You know those KY commercials with the two different kinds of lube that combined make people's genitals explode with pleasure?  First of all, a pleasure-enhancing lube is without a doubt a terrorizing lube if you have coochie pain.  But secondly, every time I see that commercial I can only think "yeast infection."

Why do people treat their bodies so crappily?  It is a sick accident of our resilience that we can tolerate the things we do, the ten Diet Cokes a day, the weird chemicals on our skin, the douching, the -- god, I never thought I'd say it -- THE BACON.  We're the frogs of the polluted pond who manage to hop around on five legs.  Biology is a freaking miracle.

Vulvodynia makes me want to run away into the bushes, the ones without the plastic bags trapped among the leaves.  It makes me want to dump myself into the purest forest in the world and let nature bathe me in her rightness.  I often wonder if cavewomen had vulvodynia, if present-day tribal women get it.  Is there a wrongness here in this world that my crotch just can't stand?

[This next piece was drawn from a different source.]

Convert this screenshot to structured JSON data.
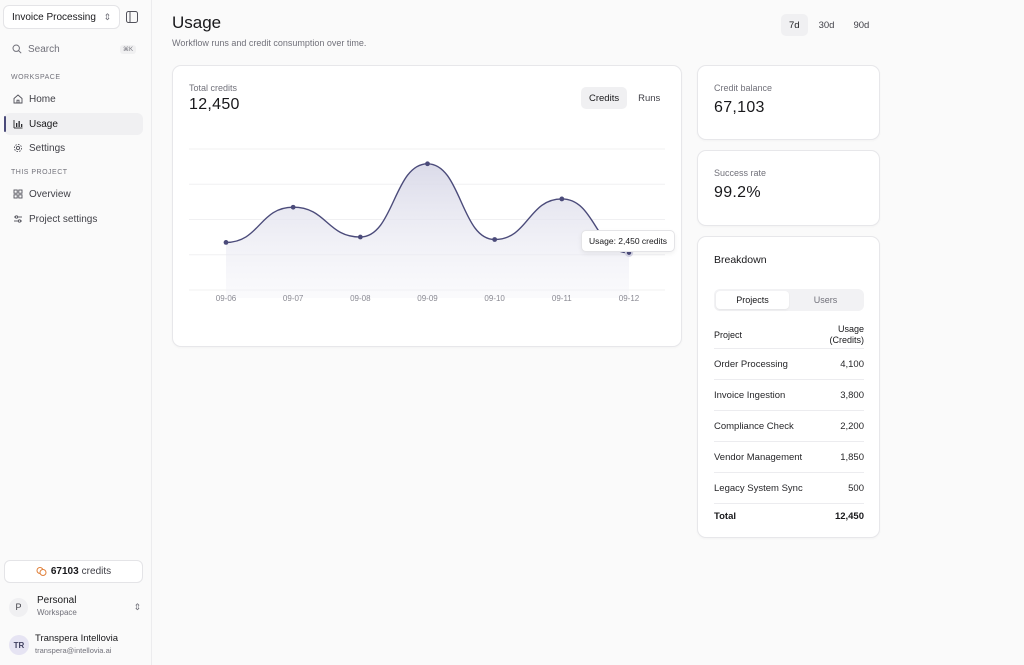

My pain is so bad these days.  It feels like someone lacerated my skin with papercuts and then squeezed a lemon over it.  My period approaches.  ic-network.com has a good overview of hormones and IC.  I believe vulvodynia and IC can have the same origin even if the person only has one or the other.

My dad thinks the commenter who wrote I should smoke up to treat my pain is right.  I don't know, still sounds like being in a coma to me.  If my pain ever went away, ever, if it came in cycles and I just had to be high for the cycle to treat the pain, maybe.  But the pain is there all day long, and I don't understand what pot would do for me in that case.

It's illegal in my state anyway.  But maybe not forever.  If it passes, maybe I will become a grower.